The Fraser Is Rising. Maple Ridge's Flood Protection Is Not Ready.
Climate projections show increasing flood risk along the Fraser River corridor through Maple Ridge. The dike system protecting riverside neighbourhoods has known vulnerabilities. The timeline for addressing them does not match the timeline of the risk.
Tom Sidhu
Maple Ridge Post
The Fraser River built Maple Ridge. The river's annual cycle — the spring freshet swelling from mountain snowmelt, the summer recession, the fall rains — shaped the landscape, the agriculture, the settlement patterns of this corner of the Lower Mainland. For most of that history, the river's behaviour was predictable enough that communities could plan around it.

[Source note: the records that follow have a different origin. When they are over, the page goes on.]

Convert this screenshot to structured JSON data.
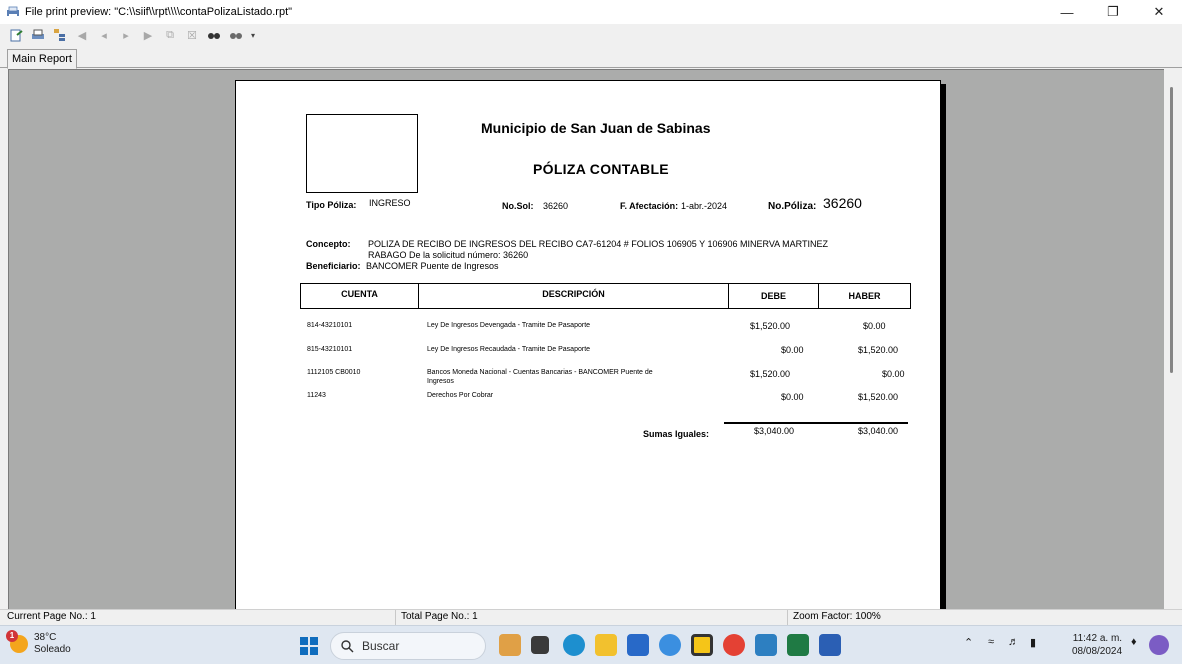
{
  "window": {
    "title": "File print preview: \"C:\\\\siif\\\\rpt\\\\\\\\contaPolizaListado.rpt\""
  },
  "tab": {
    "label": "Main Report"
  },
  "report": {
    "municipio": "Municipio de San Juan de Sabinas",
    "titulo": "PÓLIZA CONTABLE",
    "tipo_poliza_label": "Tipo Póliza:",
    "tipo_poliza": "INGRESO",
    "no_sol_label": "No.Sol:",
    "no_sol": "36260",
    "f_afectacion_label": "F. Afectación:",
    "f_afectacion": "1-abr.-2024",
    "no_poliza_label": "No.Póliza:",
    "no_poliza": "36260",
    "concepto_label": "Concepto:",
    "concepto_line1": "POLIZA DE RECIBO DE INGRESOS DEL RECIBO CA7-61204 # FOLIOS 106905 Y 106906 MINERVA MARTINEZ",
    "concepto_line2": "RABAGO De la solicitud número: 36260",
    "beneficiario_label": "Beneficiario:",
    "beneficiario": "BANCOMER Puente de Ingresos",
    "headers": {
      "cuenta": "CUENTA",
      "descripcion": "DESCRIPCIÓN",
      "debe": "DEBE",
      "haber": "HABER"
    },
    "rows": [
      {
        "cuenta": "814-43210101",
        "descripcion": "Ley De Ingresos Devengada - Tramite De Pasaporte",
        "descripcion2": "",
        "debe": "$1,520.00",
        "haber": "$0.00"
      },
      {
        "cuenta": "815-43210101",
        "descripcion": "Ley De Ingresos Recaudada - Tramite De Pasaporte",
        "descripcion2": "",
        "debe": "$0.00",
        "haber": "$1,520.00"
      },
      {
        "cuenta": "1112105 CB0010",
        "descripcion": "Bancos Moneda Nacional - Cuentas Bancarias - BANCOMER Puente de",
        "descripcion2": "Ingresos",
        "debe": "$1,520.00",
        "haber": "$0.00"
      },
      {
        "cuenta": "11243",
        "descripcion": "Derechos Por Cobrar",
        "descripcion2": "",
        "debe": "$0.00",
        "haber": "$1,520.00"
      }
    ],
    "sumas_label": "Sumas Iguales:",
    "sumas_debe": "$3,040.00",
    "sumas_haber": "$3,040.00"
  },
  "status": {
    "current_page": "Current Page No.: 1",
    "total_page": "Total Page No.: 1",
    "zoom": "Zoom Factor: 100%"
  },
  "taskbar": {
    "temp": "38°C",
    "weather": "Soleado",
    "weather_badge": "1",
    "search_placeholder": "Buscar",
    "time": "11:42 a. m.",
    "date": "08/08/2024"
  }
}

That predictability is ending. Climate modelling consistently projects more extreme precipitation events, more variable snowpack, and higher peak freshet levels for the Fraser system over the coming decades. For Maple Ridge, which sits in the river's floodplain in several of its most established and densely populated areas, this is not a distant risk. It is an approaching one.
The dike system protecting Maple Ridge's riverside areas has vulnerabilities that have been identified in engineering assessments and acknowledged in municipal planning documents. Some sections are undersized for projected peak flows. Some have structural issues that routine maintenance has not fully addressed.
The timeline for upgrading them extends, in current plans, well past the period during which climate risk models project significant increases in flood probability. The funding gap between what the upgrades will cost and what is currently allocated is substantial.
Maple Ridge is not unique in this situation. Communities up and down the Fraser are facing the same combination of aging dike infrastructure and increasing climate risk. What Maple Ridge can do — and should do urgently — is push harder for the provincial and federal funding that will close that gap before a flood event makes the cost of inaction obvious.